Doctoring Knowledge

Medical decisions — tradeoffs, emotions, preferences and experts

Maybe you wonder why a cardiologist writes about vaccines and mammography.

It is because I have grown intensely interested in the medical decision. As a doctor in a preference-sensitive field, electrophysiology, how do I help patients understand and choose the best path–of which there are many. This seems like a simple task, but with humans, it is not. Especially these days, when we choose from so many tools.

Many forces play on the act of deciding on action or inaction. There is how I feel as a doctor about the risks and tradeoffs. That’s important because we influence decisions based on how we present the choices. There is how the patient understands risk, or perhaps better said, feels risk. Then there is the balance between what clinical science and population statistics say versus what is right for the person before our eyes in the exam room.

I often tell patients things like, “AF gets most dangerous when doctors get involved.” Sure it’s hyperbole, but it’s true in many ways. A patient recently said to me right after I recommended a risky but beneficial procedure: “but I’m alive right now doc.” My wife Staci says seeing things–as in the ability to see frailty, futility or death-as normal–can sometimes be a burden for caregivers. “You get it now, and there’s no going back,” I heard her say at a hospice and palliative care lecture. Indeed it is easier to adjust diuretic doses and follow guidelines than it is to discuss the big picture with people. Stepping from the crowd of bystanders is no small thing for a caregiver.

Recent guidelines in cardiology have rightly emphasized patient preferences in choosing a path. That’s a good development but it doesn’t mean clinicians should leave complex decisions up to patients as if it were a menu. More times than not, after my session at the whiteboard explaining absolute risks and benefits, a patient says, “Ok doc, what do you say I do?”

The thinking about the act of action or inaction is why dilemmas like screening mammography and vaccine decisions interest me.

Recently, my friend Dr. Lisa Rosenbaum wrote this terrific piece, Invisible Risks, Emotional Choices — Mammography and Medical Decision Making, in the New England Journal of Medicine.  I tweeted the link as soon as it came out. A few strong voices in social media complained that the powerful words were hidden behind a paywall. Lisa went to the editors of the NEJM and presumably asked nicely, and voila, the essay is now available for free.

Must-read is an overused term these days, but this one is truly a must read. I’ve read it three times already.
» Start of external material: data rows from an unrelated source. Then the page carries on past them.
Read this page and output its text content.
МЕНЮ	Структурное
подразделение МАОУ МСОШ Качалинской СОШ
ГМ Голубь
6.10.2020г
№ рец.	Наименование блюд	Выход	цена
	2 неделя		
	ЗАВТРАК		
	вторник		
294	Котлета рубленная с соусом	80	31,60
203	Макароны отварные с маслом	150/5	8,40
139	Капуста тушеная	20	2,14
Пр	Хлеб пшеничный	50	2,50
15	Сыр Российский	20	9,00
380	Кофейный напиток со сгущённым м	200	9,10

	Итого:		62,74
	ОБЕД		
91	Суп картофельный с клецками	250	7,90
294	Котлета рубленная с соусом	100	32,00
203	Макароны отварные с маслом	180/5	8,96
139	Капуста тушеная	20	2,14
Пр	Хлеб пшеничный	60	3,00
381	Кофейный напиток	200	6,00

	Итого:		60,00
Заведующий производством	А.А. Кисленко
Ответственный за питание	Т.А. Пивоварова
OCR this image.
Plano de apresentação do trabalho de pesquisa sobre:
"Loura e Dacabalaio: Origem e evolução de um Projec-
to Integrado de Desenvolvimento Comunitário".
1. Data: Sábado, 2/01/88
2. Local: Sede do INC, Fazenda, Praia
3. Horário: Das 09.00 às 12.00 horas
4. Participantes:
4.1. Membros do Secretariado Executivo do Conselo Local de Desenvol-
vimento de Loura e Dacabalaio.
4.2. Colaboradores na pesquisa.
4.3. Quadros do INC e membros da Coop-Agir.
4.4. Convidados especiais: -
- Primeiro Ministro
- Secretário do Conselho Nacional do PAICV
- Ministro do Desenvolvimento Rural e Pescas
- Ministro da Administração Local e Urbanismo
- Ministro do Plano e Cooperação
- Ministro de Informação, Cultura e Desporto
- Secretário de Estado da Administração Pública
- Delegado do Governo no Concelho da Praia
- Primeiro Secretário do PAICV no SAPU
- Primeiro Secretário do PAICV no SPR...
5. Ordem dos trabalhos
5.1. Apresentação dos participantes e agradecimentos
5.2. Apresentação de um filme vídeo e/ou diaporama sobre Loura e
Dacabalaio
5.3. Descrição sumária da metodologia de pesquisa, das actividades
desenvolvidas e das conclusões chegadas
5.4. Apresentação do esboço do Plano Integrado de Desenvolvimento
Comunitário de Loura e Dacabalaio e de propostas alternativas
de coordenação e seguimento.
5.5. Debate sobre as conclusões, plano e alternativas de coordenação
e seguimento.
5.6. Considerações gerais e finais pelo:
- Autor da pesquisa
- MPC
The purpose of this blog is to help. Lisa’s essay does that.


3 replies on “Medical decisions — tradeoffs, emotions, preferences and experts”

Thank you Dr. John. The article you cite toward the end of your column by Dr. Lisa Rosenbaum is exceptionally well written – and truly MUST READ material. It provides a highly sophisticated and insightful look at how not only medical (but also life) decisions are made that is invaluable to clinicians (providing insight on why patients select action or inaction) – and ALSO to patients (on the various manners in which different clinicians may present these available options for action or inaction). THANK YOU!

I found 2 things interesting about Dr. Rosenblaum’s article. The first was her example of a woman with no family history of breast cancer. Eighty percent of women diagnosed with invasive breast cancer have no family history of breast cancer. The second is the assumption of over treatment of breast cancer. Until 2010 biomarkers that would indicate which woman diagnosed with DCIS would go on to develop invasive breast cancer so every woman was treated. It will probably be another 10 years before those biomarkers are taken into account in the decision of which women to treat.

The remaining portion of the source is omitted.